Something About Sugar

Once sugar was king here in Hawaii, with plantations on all of the main islands. Today? It’s a much different story. There are just two left, one on Kauai and the other here on Maui, run by Hawaiian Commercial & Sugar with 35,000 acres in sugar cane. Ever use one of those little brown packets, Sugar in the Raw? That’s all Maui sugar. (Keep using it … please!)

Since Day One, the traditional harvesting method for sugar cane includes burning sections of a field before the cane itself is cut and taken to the mill for processing. The sugar is in the stalk, you see, and the burning is the easiest and most efficient way to remove the leaves. There are other methods, but they are far more expensive and sugar, unfortunately, is a marginal operation as it is.

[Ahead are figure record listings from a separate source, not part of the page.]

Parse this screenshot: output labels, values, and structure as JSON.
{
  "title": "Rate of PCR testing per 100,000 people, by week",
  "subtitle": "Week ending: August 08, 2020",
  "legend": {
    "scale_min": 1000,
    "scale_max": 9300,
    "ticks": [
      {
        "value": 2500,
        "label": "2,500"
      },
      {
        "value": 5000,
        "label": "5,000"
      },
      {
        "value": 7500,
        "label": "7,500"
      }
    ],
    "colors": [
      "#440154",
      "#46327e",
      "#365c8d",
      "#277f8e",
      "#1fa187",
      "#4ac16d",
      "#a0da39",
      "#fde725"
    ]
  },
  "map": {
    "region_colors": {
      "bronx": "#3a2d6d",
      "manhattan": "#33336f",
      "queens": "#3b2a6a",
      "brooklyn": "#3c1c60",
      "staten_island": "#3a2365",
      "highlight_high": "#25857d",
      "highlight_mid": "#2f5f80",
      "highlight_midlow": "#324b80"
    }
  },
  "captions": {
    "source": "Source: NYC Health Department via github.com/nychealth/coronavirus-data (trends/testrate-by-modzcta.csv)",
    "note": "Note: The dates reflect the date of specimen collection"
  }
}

I took this photo as we were having breakfast on our deck yesterday morning. That’s not a huge low cloud, it’s smoke from a cane field. There were very light winds yesterday and HC&S was burning one of their fields halfway between here and town.

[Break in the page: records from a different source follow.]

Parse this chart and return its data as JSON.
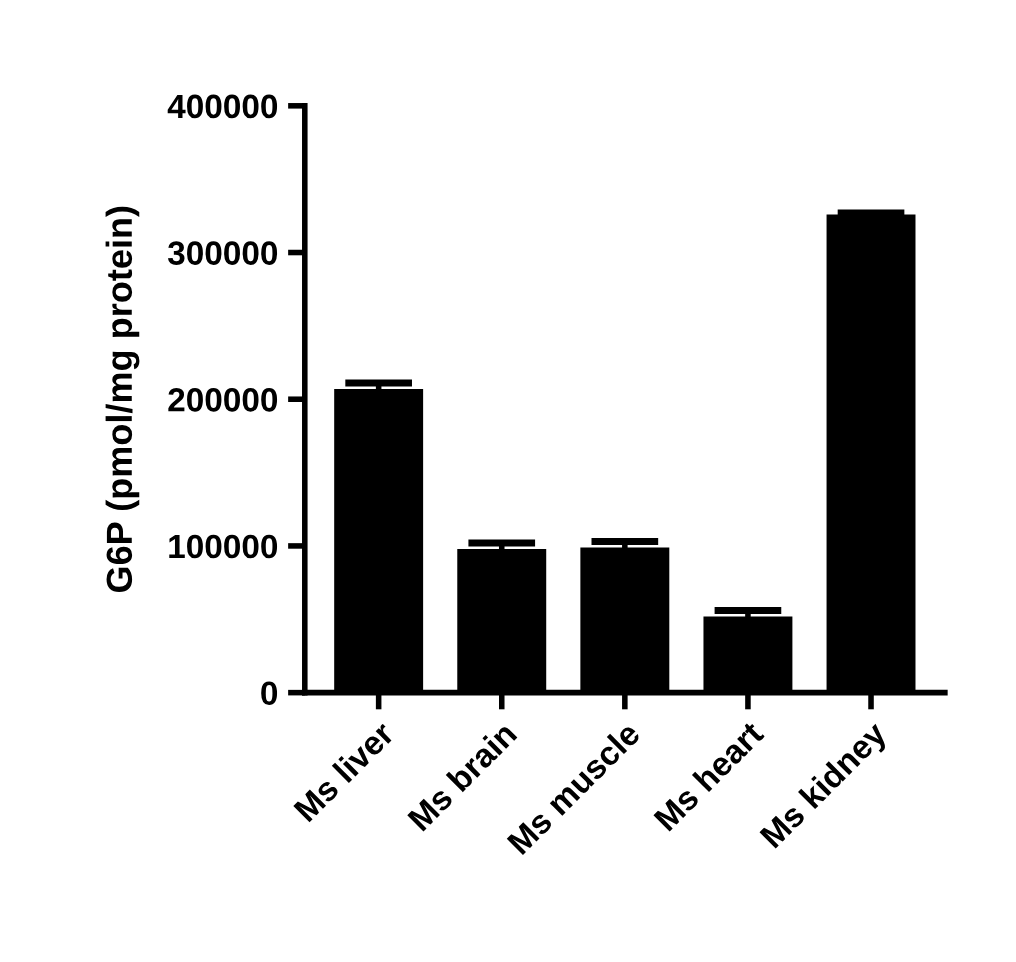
{
  "chart_data": {
    "type": "bar",
    "ylabel": "G6P (pmol/mg protein)",
    "categories": [
      "Ms liver",
      "Ms brain",
      "Ms muscle",
      "Ms heart",
      "Ms kidney"
    ],
    "values": [
      206000,
      97000,
      98000,
      51000,
      325000
    ],
    "errors": [
      5000,
      5000,
      5000,
      5000,
      2000
    ],
    "color": "#000000",
    "ylim": [
      0,
      400000
    ],
    "yticks": [
      0,
      100000,
      200000,
      300000,
      400000
    ],
    "grid": false,
    "legend": false
  }
}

If conditions are right – meaning no wind or a very light breeze – the smoke goes straight up and is carried off by upper level winds. But sometimes conditions change and some of the smoke blows into residential areas.

When that happens, local folks close their windows and turn on the ceiling fans for a couple of hours. But malihini, newcomers who have moved to Maui from somewhere else, scream bloody murder. Of course, when they bought their house or their condo, they signed a paper acknowledging that there were cane fields nearby and they would likely be affected by cane burning. It’s all spelled out in those documents and printed in BIG, BOLD, BLACK TYPE.

Ah, yes … but that’s all forgotton when it gets smoky. There are outraged letters-to-the-editor demanding that HC&S stop burning the cane. So what if it would put the company out of business?

It all reminds me a lot of the people who buy homes near an airport, then complain about the noise. Pretty classic, isn’t it?